Ho pianto alla morte di Mario Lodi, che sentivo come un fratello maggiore, al quale mi univano la storia professionale, gli ideali politici, persino le origini in quella terra basso-padana così ricca di genialità contadina e artistico-culturale, istinto cooperativo, lucida e dignitosa volontà orientata verso il "far da sé", senza piagnistei e infingimenti, anche nei momenti più tragici dell'esistenza privata e collettiva.
Torno a piangere oggi, alla morte di Umberto Eco.
Non mi sono mai sentita - nei suoi confronti - come una sorella minore: come avrei potuto? Come potevo osare, davanti a uno dei massimi testimoni di una cultura sterminata, che non solo si nutriva di un sapere acquisito sui documenti del passato, ma della contnua "lettura" di ogni stimolo cartaceo, multimediatico, relazionale - in una parola, "semiotico" - proveniente dall'universo circostante ?

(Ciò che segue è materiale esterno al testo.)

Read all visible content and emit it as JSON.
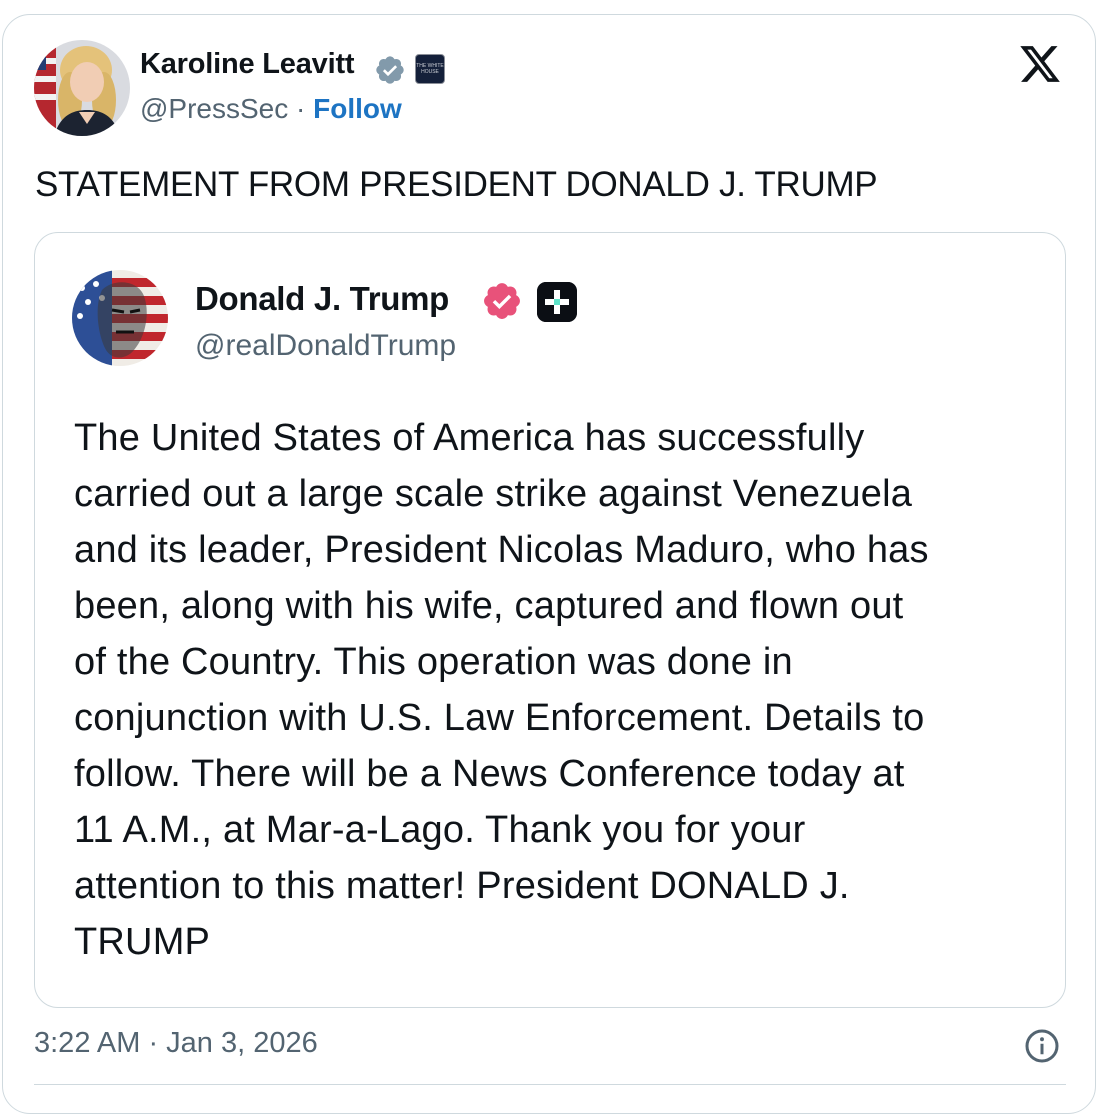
{
  "author": {
    "name": "Karoline Leavitt",
    "handle": "@PressSec",
    "separator": "·",
    "follow_label": "Follow",
    "verified_badge_color": "#829aab",
    "affiliation_badge_text": "THE WHITE HOUSE"
  },
  "post": {
    "text": "STATEMENT FROM PRESIDENT DONALD J. TRUMP",
    "timestamp": "3:22 AM · Jan 3, 2026"
  },
  "quoted_post": {
    "name": "Donald J. Trump",
    "handle": "@realDonaldTrump",
    "verified_badge_color": "#e8527a",
    "body_lines": [
      "The United States of America has successfully",
      "carried out a large scale strike against Venezuela",
      "and its leader, President Nicolas Maduro, who has",
      "been, along with his wife, captured and flown out",
      "of the Country. This operation was done in",
      "conjunction with U.S. Law Enforcement. Details to",
      "follow. There will be a News Conference today at",
      "11 A.M., at Mar-a-Lago. Thank you for your",
      "attention to this matter! President DONALD J.",
      "TRUMP"
    ]
  },
  "icons": {
    "brand": "x-logo-icon",
    "info": "info-icon",
    "verified": "verified-check-icon",
    "platform": "truth-social-plus-icon"
  }
}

Questo è ciò che Umberto Eco mi ha insegnato: e cioè che la cultura è una perenne, ostinata (e qualche volta eroica) ricerca di risposte, che ci costringono a porci (e a porre) domande sempre più articolate, sempre più complesse, sempre più "aperte" verso orizzonti via via più alti, più problematici, più "relativistici".
No, non mi sento "sorella" di Umberto Eco. Sono - e resterò per sempre - sua figlia e allieva. Così ne piango le spoglie. Anche se mi riscalderanno per sempre le sue parole.